Come si possono spiegare le foibe a scuola?

Proprio perché si tratta di un argomento estremamente complesso sarebbe bene trattarlo con esperti, anche per la delicatezza politica di questo pezzo di memoria storica collettiva. Ovviamente bisogna innanzitutto ricostruire il complesso contesto storico dell’annessione al Regno d’Italia dell’Istria nel primo dopoguerra, poi di Fiume nel 1924, nel contesto del montante razzismo antislavo fascista, che già nel 1920 aveva portato all’incendio del Narodni dom, sede degli sloveni a Trieste ("il vero battesimo dello squadrismo organizzato" secondo Renzo De Felice), per poi arrivare all’occupazione nazifascista dal 1941 alla fine della guerra, col suo enorme carico di violenze.

Come per la Shoah, oggi i testimoni superstiti di quella storia sono sempre di meno, ma a differenza che per la Shoah, dove la memoria dei testimoni ha un valore assoluto, credo che nel caso delle foibe e dell’esodo giuliano-dalmata sia particolarmente importante far parlare gli storici, perché storiografia e memoria si muovono su due piani diversi e sarebbe un errore pensare che l’uno possa soppiantare l’altro. Raccontare gli eventi tragici degli anni ‘40 e del primo dopoguerra senza risalire indietro di almeno vent’anni, ossia all’origine del fascismo e della sua violenta prevaricazione nei territori in questione, estremamente multietnici, rischia di rendere impossibile una corretta comprensione dei fatti storici. Ma naturalmente la testimonianza di chi ha vissuto quegli eventi tragici ha un valore irrinunciabile.

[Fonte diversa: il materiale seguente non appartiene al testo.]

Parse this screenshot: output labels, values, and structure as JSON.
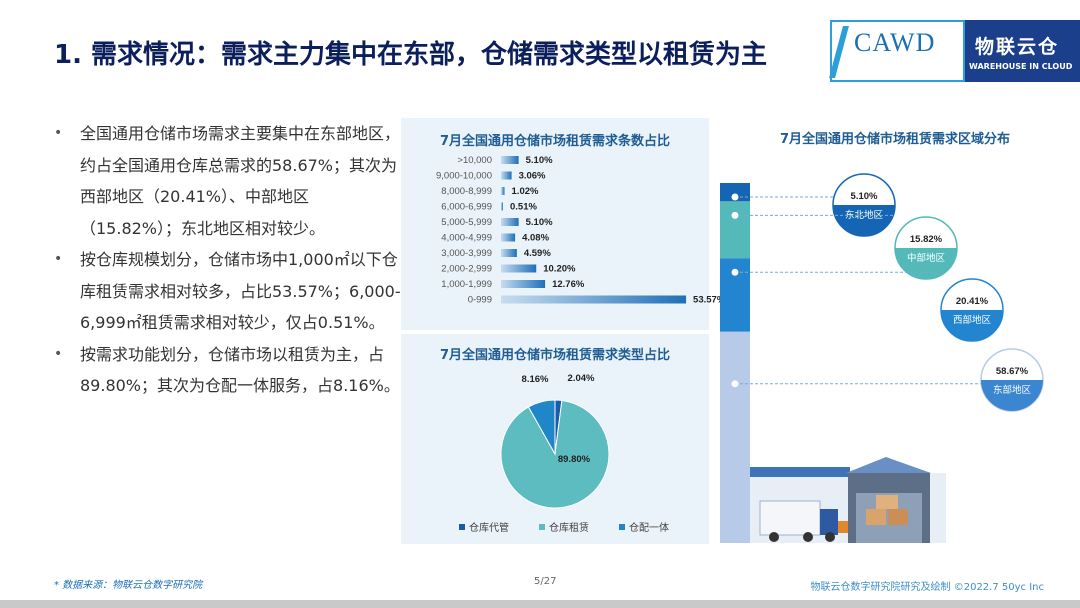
{
  "title": "1. 需求情况：需求主力集中在东部，仓储需求类型以租赁为主",
  "logo": {
    "cawd": "CAWD",
    "wlc_cn": "物联云仓",
    "wlc_en": "WAREHOUSE IN CLOUD"
  },
  "bullets": [
    "全国通用仓储市场需求主要集中在东部地区，约占全国通用仓库总需求的58.67%；其次为西部地区（20.41%）、中部地区（15.82%）；东北地区相对较少。",
    "按仓库规模划分，仓储市场中1,000㎡以下仓库租赁需求相对较多，占比53.57%；6,000-6,999㎡租赁需求相对较少，仅占0.51%。",
    "按需求功能划分，仓储市场以租赁为主，占89.80%；其次为仓配一体服务，占8.16%。"
  ],
  "bar_chart_title": "7月全国通用仓储市场租赁需求条数占比",
  "pie_chart_title": "7月全国通用仓储市场租赁需求类型占比",
  "region_chart_title": "7月全国通用仓储市场租赁需求区域分布",
  "chart_data": [
    {
      "type": "bar",
      "orientation": "horizontal",
      "categories": [
        ">10,000",
        "9,000-10,000",
        "8,000-8,999",
        "6,000-6,999",
        "5,000-5,999",
        "4,000-4,999",
        "3,000-3,999",
        "2,000-2,999",
        "1,000-1,999",
        "0-999"
      ],
      "values": [
        5.1,
        3.06,
        1.02,
        0.51,
        5.1,
        4.08,
        4.59,
        10.2,
        12.76,
        53.57
      ],
      "labels": [
        "5.10%",
        "3.06%",
        "1.02%",
        "0.51%",
        "5.10%",
        "4.08%",
        "4.59%",
        "10.20%",
        "12.76%",
        "53.57%"
      ],
      "unit": "%",
      "color": "#1f6fb8"
    },
    {
      "type": "pie",
      "categories": [
        "仓库代管",
        "仓库租赁",
        "仓配一体"
      ],
      "values": [
        2.04,
        89.8,
        8.16
      ],
      "labels": [
        "2.04%",
        "89.80%",
        "8.16%"
      ],
      "colors": [
        "#1a5ca8",
        "#5cbcc0",
        "#1f86c8"
      ],
      "legend": "bottom"
    },
    {
      "type": "bar",
      "orientation": "stacked-vertical",
      "categories": [
        "东北地区",
        "中部地区",
        "西部地区",
        "东部地区"
      ],
      "values": [
        5.1,
        15.82,
        20.41,
        58.67
      ],
      "labels": [
        "5.10%",
        "15.82%",
        "20.41%",
        "58.67%"
      ],
      "colors": [
        "#1565b5",
        "#54b9b9",
        "#2385cf",
        "#b7cbe8"
      ]
    }
  ],
  "footer": {
    "source": "* 数据来源：物联云仓数字研究院",
    "page": "5/27",
    "credit": "物联云仓数字研究院研究及绘制    ©2022.7 50yc Inc"
  }
}
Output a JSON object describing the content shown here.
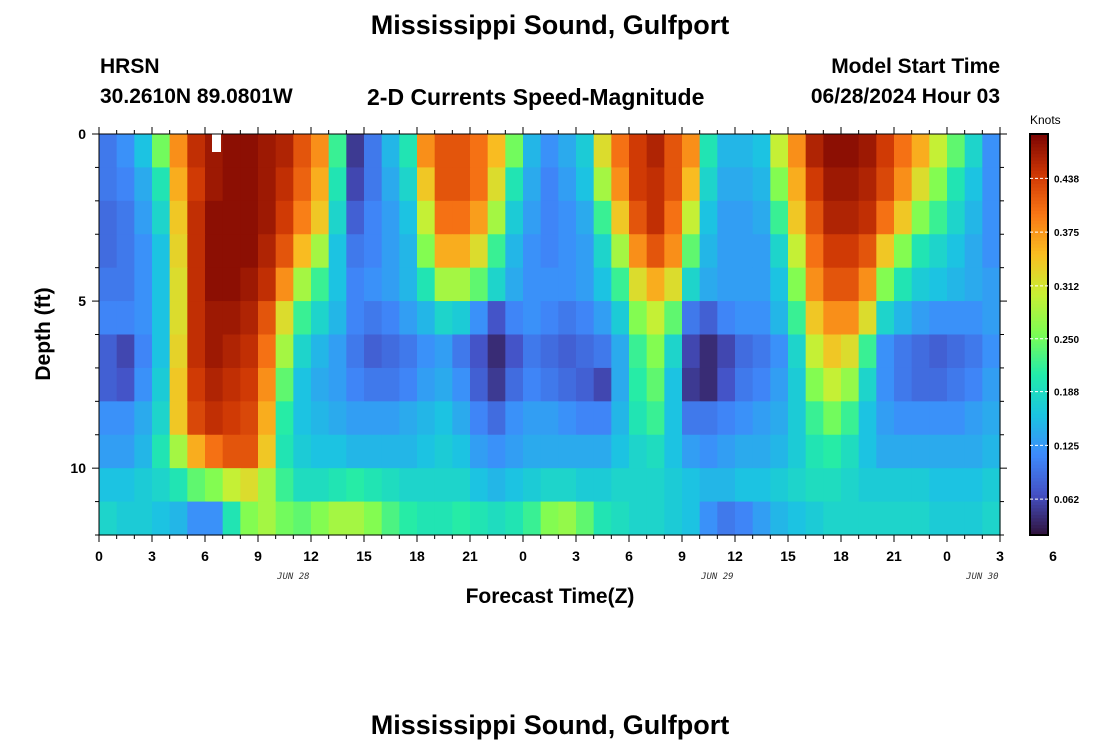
{
  "header": {
    "title": "Mississippi Sound, Gulfport",
    "station_id": "HRSN",
    "station_coords": "30.2610N  89.0801W",
    "subtitle": "2-D Currents Speed-Magnitude",
    "model_label": "Model Start Time",
    "model_time": "06/28/2024 Hour 03"
  },
  "footer": {
    "title": "Mississippi Sound, Gulfport"
  },
  "chart_data": {
    "type": "heatmap",
    "title": "2-D Currents Speed-Magnitude",
    "xlabel": "Forecast Time(Z)",
    "ylabel": "Depth (ft)",
    "x_range_hours": [
      0,
      51
    ],
    "y_range_ft": [
      0,
      12
    ],
    "y_inverted": true,
    "x_tick_labels": [
      "0",
      "3",
      "6",
      "9",
      "12",
      "15",
      "18",
      "21",
      "0",
      "3",
      "6",
      "9",
      "12",
      "15",
      "18",
      "21",
      "0",
      "3",
      "6"
    ],
    "y_tick_labels": [
      "0",
      "5",
      "10"
    ],
    "date_labels": [
      {
        "text": "JUN 28",
        "hour": 11
      },
      {
        "text": "JUN 29",
        "hour": 35
      },
      {
        "text": "JUN 30",
        "hour": 50
      }
    ],
    "colorbar": {
      "label": "Knots",
      "range": [
        0.02,
        0.49
      ],
      "ticks": [
        "0.438",
        "0.375",
        "0.312",
        "0.250",
        "0.188",
        "0.125",
        "0.062"
      ],
      "tick_values": [
        0.438,
        0.375,
        0.312,
        0.25,
        0.188,
        0.125,
        0.062
      ],
      "colormap": "turbo"
    },
    "grid_hours": 51,
    "grid_depth_rows": 12,
    "speed_knots_by_depth": [
      [
        0.1,
        0.12,
        0.16,
        0.25,
        0.38,
        0.45,
        0.47,
        0.48,
        0.48,
        0.47,
        0.46,
        0.42,
        0.38,
        0.22,
        0.05,
        0.1,
        0.15,
        0.2,
        0.38,
        0.42,
        0.42,
        0.4,
        0.35,
        0.25,
        0.15,
        0.12,
        0.14,
        0.17,
        0.32,
        0.4,
        0.44,
        0.46,
        0.42,
        0.38,
        0.2,
        0.15,
        0.15,
        0.16,
        0.3,
        0.38,
        0.46,
        0.48,
        0.48,
        0.47,
        0.44,
        0.4,
        0.36,
        0.3,
        0.24,
        0.18,
        0.12
      ],
      [
        0.1,
        0.11,
        0.14,
        0.2,
        0.36,
        0.44,
        0.47,
        0.48,
        0.48,
        0.47,
        0.45,
        0.41,
        0.36,
        0.2,
        0.06,
        0.1,
        0.14,
        0.18,
        0.34,
        0.42,
        0.42,
        0.4,
        0.32,
        0.2,
        0.14,
        0.11,
        0.13,
        0.16,
        0.28,
        0.38,
        0.44,
        0.45,
        0.42,
        0.35,
        0.18,
        0.14,
        0.14,
        0.15,
        0.26,
        0.36,
        0.44,
        0.47,
        0.47,
        0.46,
        0.43,
        0.38,
        0.32,
        0.26,
        0.2,
        0.16,
        0.12
      ],
      [
        0.09,
        0.1,
        0.13,
        0.18,
        0.34,
        0.45,
        0.48,
        0.48,
        0.48,
        0.47,
        0.44,
        0.39,
        0.34,
        0.18,
        0.08,
        0.11,
        0.13,
        0.16,
        0.3,
        0.4,
        0.4,
        0.37,
        0.28,
        0.17,
        0.13,
        0.11,
        0.12,
        0.14,
        0.22,
        0.34,
        0.42,
        0.45,
        0.4,
        0.3,
        0.16,
        0.13,
        0.13,
        0.14,
        0.22,
        0.34,
        0.42,
        0.46,
        0.46,
        0.45,
        0.4,
        0.34,
        0.26,
        0.22,
        0.18,
        0.15,
        0.12
      ],
      [
        0.09,
        0.1,
        0.12,
        0.16,
        0.33,
        0.45,
        0.48,
        0.48,
        0.48,
        0.46,
        0.42,
        0.35,
        0.28,
        0.16,
        0.1,
        0.11,
        0.13,
        0.15,
        0.26,
        0.36,
        0.36,
        0.32,
        0.22,
        0.15,
        0.12,
        0.11,
        0.12,
        0.13,
        0.18,
        0.28,
        0.38,
        0.42,
        0.38,
        0.24,
        0.15,
        0.13,
        0.13,
        0.13,
        0.18,
        0.3,
        0.4,
        0.44,
        0.44,
        0.42,
        0.34,
        0.26,
        0.2,
        0.18,
        0.16,
        0.14,
        0.12
      ],
      [
        0.1,
        0.1,
        0.12,
        0.16,
        0.32,
        0.45,
        0.48,
        0.48,
        0.47,
        0.45,
        0.38,
        0.28,
        0.22,
        0.16,
        0.11,
        0.12,
        0.13,
        0.15,
        0.2,
        0.28,
        0.28,
        0.24,
        0.18,
        0.14,
        0.12,
        0.12,
        0.12,
        0.13,
        0.16,
        0.22,
        0.32,
        0.36,
        0.32,
        0.18,
        0.14,
        0.13,
        0.13,
        0.13,
        0.16,
        0.26,
        0.38,
        0.42,
        0.42,
        0.38,
        0.26,
        0.2,
        0.17,
        0.16,
        0.15,
        0.14,
        0.13
      ],
      [
        0.11,
        0.11,
        0.12,
        0.16,
        0.32,
        0.45,
        0.47,
        0.47,
        0.46,
        0.42,
        0.32,
        0.22,
        0.18,
        0.15,
        0.11,
        0.1,
        0.11,
        0.13,
        0.15,
        0.18,
        0.17,
        0.12,
        0.07,
        0.11,
        0.12,
        0.11,
        0.1,
        0.11,
        0.13,
        0.17,
        0.26,
        0.3,
        0.24,
        0.1,
        0.08,
        0.11,
        0.12,
        0.12,
        0.15,
        0.22,
        0.34,
        0.38,
        0.38,
        0.32,
        0.18,
        0.15,
        0.13,
        0.12,
        0.12,
        0.12,
        0.13
      ],
      [
        0.08,
        0.06,
        0.11,
        0.16,
        0.33,
        0.45,
        0.47,
        0.46,
        0.45,
        0.4,
        0.28,
        0.18,
        0.15,
        0.13,
        0.1,
        0.08,
        0.09,
        0.1,
        0.12,
        0.13,
        0.1,
        0.07,
        0.04,
        0.07,
        0.1,
        0.09,
        0.08,
        0.09,
        0.1,
        0.14,
        0.22,
        0.26,
        0.18,
        0.06,
        0.04,
        0.06,
        0.09,
        0.1,
        0.12,
        0.18,
        0.3,
        0.34,
        0.32,
        0.22,
        0.12,
        0.1,
        0.09,
        0.08,
        0.09,
        0.1,
        0.12
      ],
      [
        0.08,
        0.07,
        0.12,
        0.17,
        0.34,
        0.44,
        0.46,
        0.45,
        0.44,
        0.38,
        0.24,
        0.16,
        0.14,
        0.13,
        0.11,
        0.1,
        0.1,
        0.11,
        0.13,
        0.14,
        0.12,
        0.08,
        0.05,
        0.09,
        0.11,
        0.1,
        0.09,
        0.08,
        0.06,
        0.14,
        0.21,
        0.24,
        0.16,
        0.05,
        0.04,
        0.07,
        0.1,
        0.11,
        0.13,
        0.17,
        0.26,
        0.3,
        0.27,
        0.18,
        0.12,
        0.1,
        0.09,
        0.09,
        0.1,
        0.11,
        0.13
      ],
      [
        0.12,
        0.12,
        0.14,
        0.18,
        0.34,
        0.43,
        0.45,
        0.44,
        0.43,
        0.36,
        0.21,
        0.16,
        0.15,
        0.14,
        0.13,
        0.13,
        0.13,
        0.14,
        0.15,
        0.16,
        0.14,
        0.11,
        0.09,
        0.12,
        0.13,
        0.13,
        0.12,
        0.11,
        0.11,
        0.15,
        0.2,
        0.22,
        0.16,
        0.1,
        0.1,
        0.11,
        0.12,
        0.13,
        0.14,
        0.17,
        0.22,
        0.25,
        0.22,
        0.16,
        0.13,
        0.12,
        0.12,
        0.12,
        0.12,
        0.13,
        0.14
      ],
      [
        0.13,
        0.13,
        0.15,
        0.2,
        0.28,
        0.36,
        0.4,
        0.42,
        0.42,
        0.34,
        0.2,
        0.17,
        0.16,
        0.16,
        0.15,
        0.15,
        0.15,
        0.15,
        0.16,
        0.17,
        0.16,
        0.13,
        0.12,
        0.13,
        0.14,
        0.14,
        0.14,
        0.14,
        0.14,
        0.16,
        0.18,
        0.19,
        0.16,
        0.13,
        0.12,
        0.13,
        0.14,
        0.14,
        0.15,
        0.17,
        0.2,
        0.21,
        0.19,
        0.16,
        0.14,
        0.14,
        0.14,
        0.14,
        0.14,
        0.14,
        0.15
      ],
      [
        0.16,
        0.16,
        0.17,
        0.18,
        0.2,
        0.24,
        0.26,
        0.3,
        0.32,
        0.28,
        0.22,
        0.19,
        0.19,
        0.2,
        0.21,
        0.2,
        0.19,
        0.18,
        0.18,
        0.18,
        0.18,
        0.16,
        0.15,
        0.16,
        0.17,
        0.18,
        0.18,
        0.17,
        0.17,
        0.18,
        0.18,
        0.18,
        0.17,
        0.16,
        0.15,
        0.15,
        0.16,
        0.16,
        0.17,
        0.18,
        0.19,
        0.19,
        0.18,
        0.17,
        0.17,
        0.17,
        0.17,
        0.16,
        0.16,
        0.16,
        0.17
      ],
      [
        0.18,
        0.17,
        0.17,
        0.16,
        0.15,
        0.12,
        0.12,
        0.2,
        0.26,
        0.28,
        0.25,
        0.24,
        0.26,
        0.28,
        0.28,
        0.26,
        0.23,
        0.21,
        0.2,
        0.2,
        0.21,
        0.2,
        0.19,
        0.2,
        0.22,
        0.26,
        0.27,
        0.24,
        0.2,
        0.19,
        0.18,
        0.18,
        0.17,
        0.16,
        0.12,
        0.1,
        0.11,
        0.13,
        0.15,
        0.16,
        0.17,
        0.18,
        0.18,
        0.18,
        0.18,
        0.18,
        0.18,
        0.17,
        0.17,
        0.17,
        0.18
      ]
    ]
  }
}
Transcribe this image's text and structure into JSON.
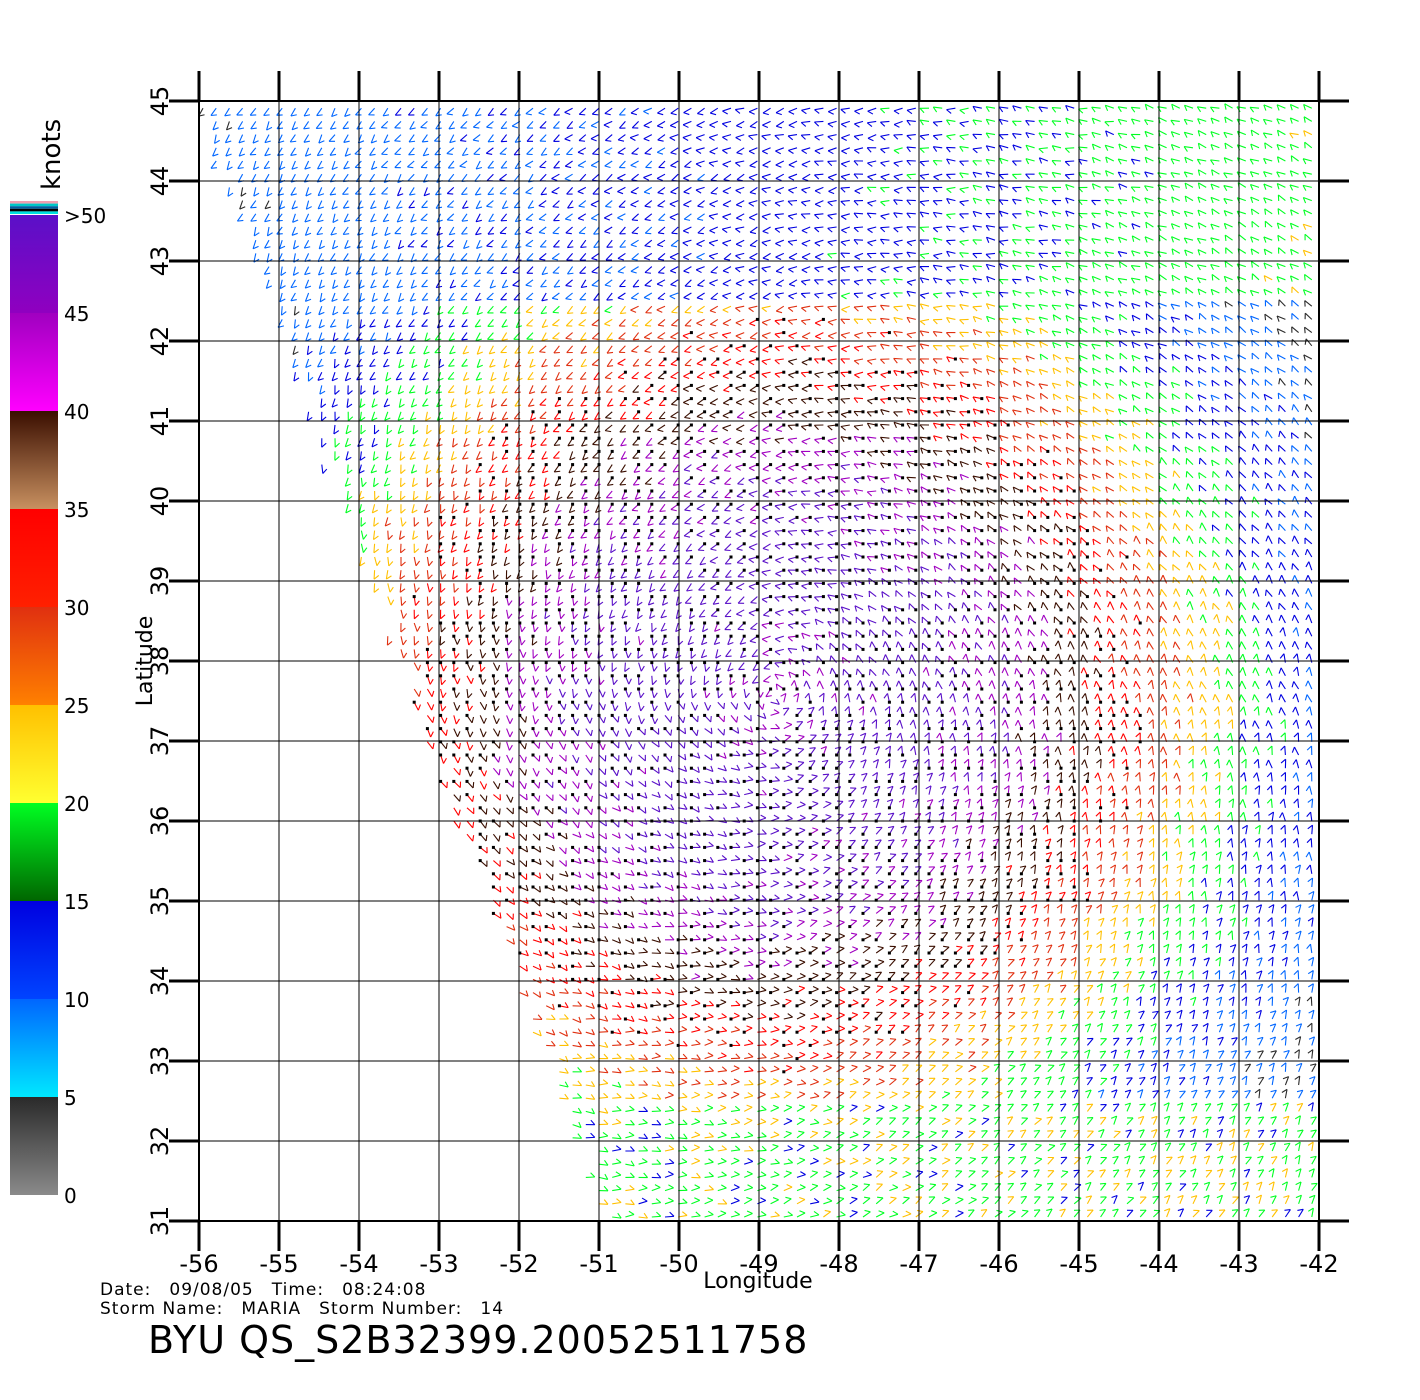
{
  "colorbar": {
    "unit_label": "knots",
    "segments": [
      {
        "from": 0,
        "to": 5,
        "top": "#2a2a2a",
        "bottom": "#8a8a8a"
      },
      {
        "from": 5,
        "to": 10,
        "top": "#0066ff",
        "bottom": "#00e8ff"
      },
      {
        "from": 10,
        "to": 15,
        "top": "#0000e0",
        "bottom": "#0044ff"
      },
      {
        "from": 15,
        "to": 20,
        "top": "#00ff22",
        "bottom": "#006600"
      },
      {
        "from": 20,
        "to": 25,
        "top": "#ffc000",
        "bottom": "#ffff30"
      },
      {
        "from": 25,
        "to": 30,
        "top": "#e03010",
        "bottom": "#ff8000"
      },
      {
        "from": 30,
        "to": 35,
        "top": "#ff0000",
        "bottom": "#ff2000"
      },
      {
        "from": 35,
        "to": 40,
        "top": "#3a0e00",
        "bottom": "#c89060"
      },
      {
        "from": 40,
        "to": 45,
        "top": "#a000c0",
        "bottom": "#ff00ff"
      },
      {
        "from": 45,
        "to": 50,
        "top": "#5a10c8",
        "bottom": "#9000c0"
      }
    ],
    "tick_labels": [
      "0",
      "5",
      "10",
      "15",
      "20",
      "25",
      "30",
      "35",
      "40",
      "45",
      ">50"
    ],
    "top_stripes": [
      "#f0a0b0",
      "#00c8c8",
      "#0060a0",
      "#000000",
      "#00e0e0"
    ]
  },
  "map": {
    "lon_range": [
      -56,
      -42
    ],
    "lat_range": [
      31,
      45
    ],
    "x_ticks": [
      "-56",
      "-55",
      "-54",
      "-53",
      "-52",
      "-51",
      "-50",
      "-49",
      "-48",
      "-47",
      "-46",
      "-45",
      "-44",
      "-43",
      "-42"
    ],
    "y_ticks": [
      "31",
      "32",
      "33",
      "34",
      "35",
      "36",
      "37",
      "38",
      "39",
      "40",
      "41",
      "42",
      "43",
      "44",
      "45"
    ],
    "xlabel": "Longitude",
    "ylabel": "Latitude",
    "storm_center": {
      "lon": -48.8,
      "lat": 37.6
    },
    "swath_west_edge": [
      [
        -56,
        45
      ],
      [
        -51,
        31.2
      ]
    ]
  },
  "info": {
    "date_label": "Date:",
    "date": "09/08/05",
    "time_label": "Time:",
    "time": "08:24:08",
    "storm_name_label": "Storm Name:",
    "storm_name": "MARIA",
    "storm_number_label": "Storm Number:",
    "storm_number": "14"
  },
  "title": "BYU QS_S2B32399.20052511758"
}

Resta il fatto che l’insegnamento della storia è oggi più che mai in crisi, dopo le ultime riforme della scuola che nulla hanno fatto per risolvere i veri problemi e hanno lasciato immutata la didattica, al di là di tutti i proclami retorici. Se c’è un argomento che richiederebbe una grandissima acutezza storico-politica, quello è sicuramente “la memoria della tragedia degli italiani e di tutte le vittime delle foibe, dell'esodo dalle loro terre degli istriani, fiumani e dalmati nel secondo dopoguerra e della più complessa vicenda del confine orientale".
________________________________

Edoardo Acotto (1972) si è laureato a Pavia e ha proseguito i suoi studi a Parigi con Alain Badiou. Ha scritto articoli di ricerca e ha pubblicato pillole di pop-filosofia su Vogue.it. Ha curato Senza violenza (L'Unità, 2004) e Narradiohead (Baldini e Castoldi, 2008). Ha inoltre tradotto racconti di fantascienza e testi di Krishnamurti, Gandhi, Debord, Žižek. Nel 2021 ha pubblicato Contro Agamben. Una polemica politico-filosofica (ai tempi del covid-19)(Scienze e lettere). Insegna filosofia e storia in un liceo scientifico di Torino.